The mobile-centric sister of E-commerce, M-Commerce is the fastest-growing method for shopping of all kinds. Whether it’s for clothing, food, or even movie or concert tickets, easy-to-use mobile sales platforms are necessary tools for brands that want to keep up with their competitors.
It’s easy to see that mobile is the tech sector’s focus of 2015 — more and more, consumers are looking to their phones rather than their computers for the tools to complete everyday tasks, whether it’s organization, communication, budgeting, or in this case, shopping.
As brands and developers get better at optimizing for mobile, “M-Commerce,” or mobile commerce, is becoming an increasingly relevant industry, one that companies need to start paying attention to.
Skyrocketing Sales on Smartphones
The percentage of U.S. retail e-commerce dollars spent via mobile device jumped from just 1.8% of the total in 2010’s Q2 to a whopping 15.4% in the first quarter of 2015. The mobile commerce industry is now estimated to be worth over $230 billion, and experts expect that number to grow to $700 billion by 2017.
The mobile boom is well under way, and that means users are turning to their phones for nearly everything — especially, it would seem, for making everyday purchases.
The stats are striking: Walmart, a huge retailer with a strong mobile platform, has claimed that over 40% of visits to its site in 2012 came from mobile devices. There’s no doubt that the percentage is significantly higher in 2015, as retail brands big and small use more advanced technology to develop apps that only get easier to use.
From food to fashion, retailers are quickly establishing their presences on smartphones, and their sales are skyrocketing.
Who’s Ahead of the Game?
Certain companies have done a fantastic job at integrating sales into their already existing apps — especially ones that sell products like tickets, which are easily deliverable via mobile.

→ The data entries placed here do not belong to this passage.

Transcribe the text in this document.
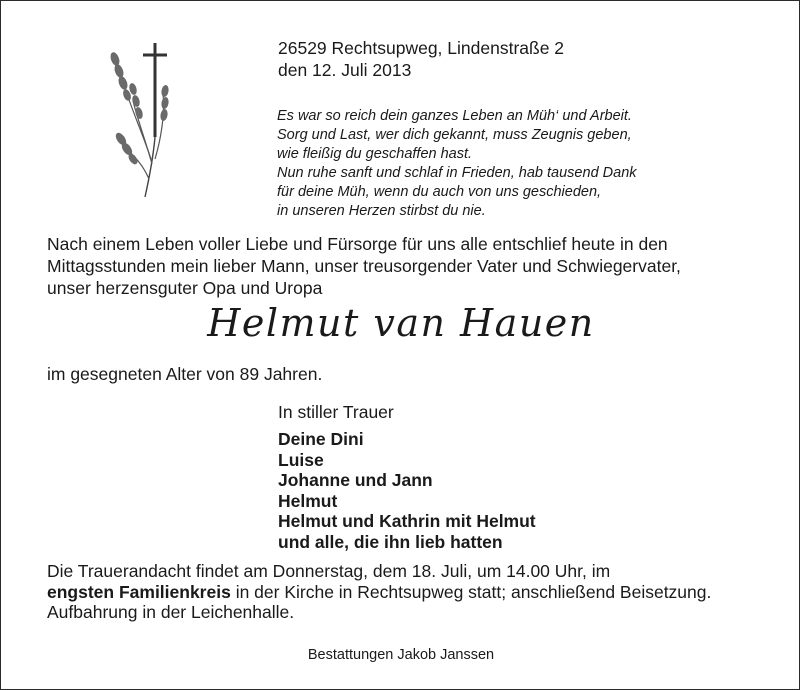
26529 Rechtsupweg, Lindenstraße 2
den 12. Juli 2013
Es war so reich dein ganzes Leben an Müh‘ und Arbeit.
Sorg und Last, wer dich gekannt, muss Zeugnis geben,
wie fleißig du geschaffen hast.
Nun ruhe sanft und schlaf in Frieden, hab tausend Dank
für deine Müh, wenn du auch von uns geschieden,
in unseren Herzen stirbst du nie.
Nach einem Leben voller Liebe und Fürsorge für uns alle entschlief heute in den
Mittagsstunden mein lieber Mann, unser treusorgender Vater und Schwiegervater,
unser herzensguter Opa und Uropa
Helmut van Hauen
im gesegneten Alter von 89 Jahren.
In stiller Trauer
Deine Dini
Luise
Johanne und Jann
Helmut
Helmut und Kathrin mit Helmut
und alle, die ihn lieb hatten
Die Trauerandacht findet am Donnerstag, dem 18. Juli, um 14.00 Uhr, im
engsten Familienkreis in der Kirche in Rechtsupweg statt; anschließend Beisetzung.
Aufbahrung in der Leichenhalle.
Bestattungen Jakob Janssen
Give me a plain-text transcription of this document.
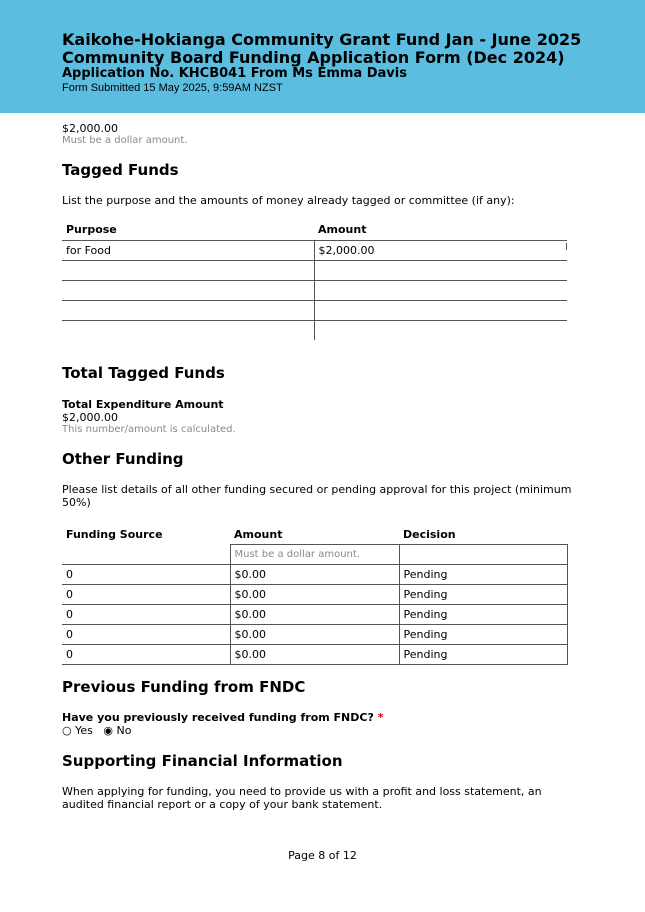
Kaikohe-Hokianga Community Grant Fund Jan - June 2025
Community Board Funding Application Form (Dec 2024)
Application No. KHCB041 From Ms Emma Davis
Form Submitted 15 May 2025, 9:59AM NZST
$2,000.00
Must be a dollar amount.
Tagged Funds
List the purpose and the amounts of money already tagged or committee (if any):
Purpose	Amount
for Food	$2,000.00

Total Tagged Funds
Total Expenditure Amount
$2,000.00
This number/amount is calculated.
Other Funding
Please list details of all other funding secured or pending approval for this project (minimum 50%)
Funding Source	Amount	Decision
	Must be a dollar amount.	
0	$0.00	Pending
0	$0.00	Pending
0	$0.00	Pending
0	$0.00	Pending
0	$0.00	Pending
Previous Funding from FNDC
Have you previously received funding from FNDC? *
○ Yes ◉ No
Supporting Financial Information
When applying for funding, you need to provide us with a profit and loss statement, an audited financial report or a copy of your bank statement.
Page 8 of 12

MegaBus and Fandango, for instance, have mobile apps that not only sell tickets, but also provide a handy, interactive experience — using maps and movie trailers, respectively — for their users.
By making it as easy and fun as possible for users to quickly snag a useful product, these companies have increased both their sales and user base significantly.
There are obviously other stellar sales apps on the market, like Polyvore, an upscale fashion retailer, the craftseller Etsy, and of course, Amazon, a true jack-of-all-trades in digital sales, according to Venture Beat. By establishing user-friendly mobile platforms, these brands have driven revenue, improved their reputations, and developed a network of satisfied and loyal customers.
Any company not investing in establishing a mobile sales platform is falling behind on the accelerating M-Commerce trajectory, and can expect to lose out to their mobile-savvy competitors.
Once people find a better way of doing daily activities, they rarely go back — and we’ll all anxiously await even more sleek and seamless mobile sales platforms sure to be popping up across smart devices in the years to come.